When I was growing up in a small fishing village on the Oregon Coast, I never gave a second thought to the possibility of running out of natural resources. Whether lumber, fish, trees, or whatever, there was always an abundance. I can recall going down to the protective rock jetty at the boat basin with a handmade spear consisting of a stick and a coat hanger and stabbing flounder after flounder as they came in with the tide through the rocks. Or putting four hooks on a fishing line and dangling it from a boat in the sheltered harbor at Sunset Beach and pulling up four hooks filled with black cod every time we lowered our lines. My brother and I used to go out behind our home, which was attached to the back of my dad’s tavern. There were a bunch of old cars turned upside down and sideways in a swampy area. We would spend hours with our BB buns shooting waterdogs as they rose to the surface. For those of you who don;t know, these are a type of salamander apparently called mudpuppies in some sections of the country.

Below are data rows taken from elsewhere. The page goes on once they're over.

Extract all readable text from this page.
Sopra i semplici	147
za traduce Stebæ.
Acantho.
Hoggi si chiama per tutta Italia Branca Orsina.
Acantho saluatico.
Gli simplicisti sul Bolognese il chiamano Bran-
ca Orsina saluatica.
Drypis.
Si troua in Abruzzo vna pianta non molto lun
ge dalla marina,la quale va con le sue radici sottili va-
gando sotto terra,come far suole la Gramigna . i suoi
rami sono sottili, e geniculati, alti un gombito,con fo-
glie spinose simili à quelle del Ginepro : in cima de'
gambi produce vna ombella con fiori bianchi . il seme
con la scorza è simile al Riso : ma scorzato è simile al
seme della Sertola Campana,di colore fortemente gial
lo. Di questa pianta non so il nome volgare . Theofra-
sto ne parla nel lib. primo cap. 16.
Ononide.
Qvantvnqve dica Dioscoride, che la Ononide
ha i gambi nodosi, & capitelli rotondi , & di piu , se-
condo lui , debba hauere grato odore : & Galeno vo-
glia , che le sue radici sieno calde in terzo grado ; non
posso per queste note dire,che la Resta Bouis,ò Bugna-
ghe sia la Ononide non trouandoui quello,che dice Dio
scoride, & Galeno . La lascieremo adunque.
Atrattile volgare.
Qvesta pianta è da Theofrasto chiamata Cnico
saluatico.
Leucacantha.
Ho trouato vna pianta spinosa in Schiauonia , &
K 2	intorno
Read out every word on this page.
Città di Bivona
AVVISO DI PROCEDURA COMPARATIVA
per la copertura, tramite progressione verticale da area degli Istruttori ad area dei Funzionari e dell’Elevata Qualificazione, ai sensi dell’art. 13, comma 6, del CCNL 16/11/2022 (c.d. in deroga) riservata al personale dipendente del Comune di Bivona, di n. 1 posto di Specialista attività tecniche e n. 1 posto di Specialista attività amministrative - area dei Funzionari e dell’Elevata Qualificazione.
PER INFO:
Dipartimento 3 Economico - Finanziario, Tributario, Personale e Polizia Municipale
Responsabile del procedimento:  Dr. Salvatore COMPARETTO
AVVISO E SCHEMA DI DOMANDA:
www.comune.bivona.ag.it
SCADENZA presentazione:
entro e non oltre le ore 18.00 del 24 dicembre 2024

We typically did nothing with any of these “prey.” We wouldn’t eat them or give them away. As far as I remember, we’d just dump them back in the water or probably leave them to rot on a beach. Looking back, it is embarrassing. But that was the culture where I lived. Salmon fisherman were out to take as many cohos and chinooks as they could and they began complaining when the government started talking about setting limits. Lumber companies–Weyerhauser, Menasha, Georgia Pacific–raped the steep hillsides of Douglas-Firs, Western Hemlock, and Port Orford Cedar until forced to restock with seedlings and to leave large stands of choice timber alone.
Today, of course, the world faces one of its worst environmental dangers, the potential destruction of our planet because of greenhouse gases. As 70 nations meet to discuss the damage and remedies, most of us citizens go about our business polluting just as we always have. Cutting back on emissions would be a nuisance and an inconvenience. After all, there are plenty more waterdogs in the pond.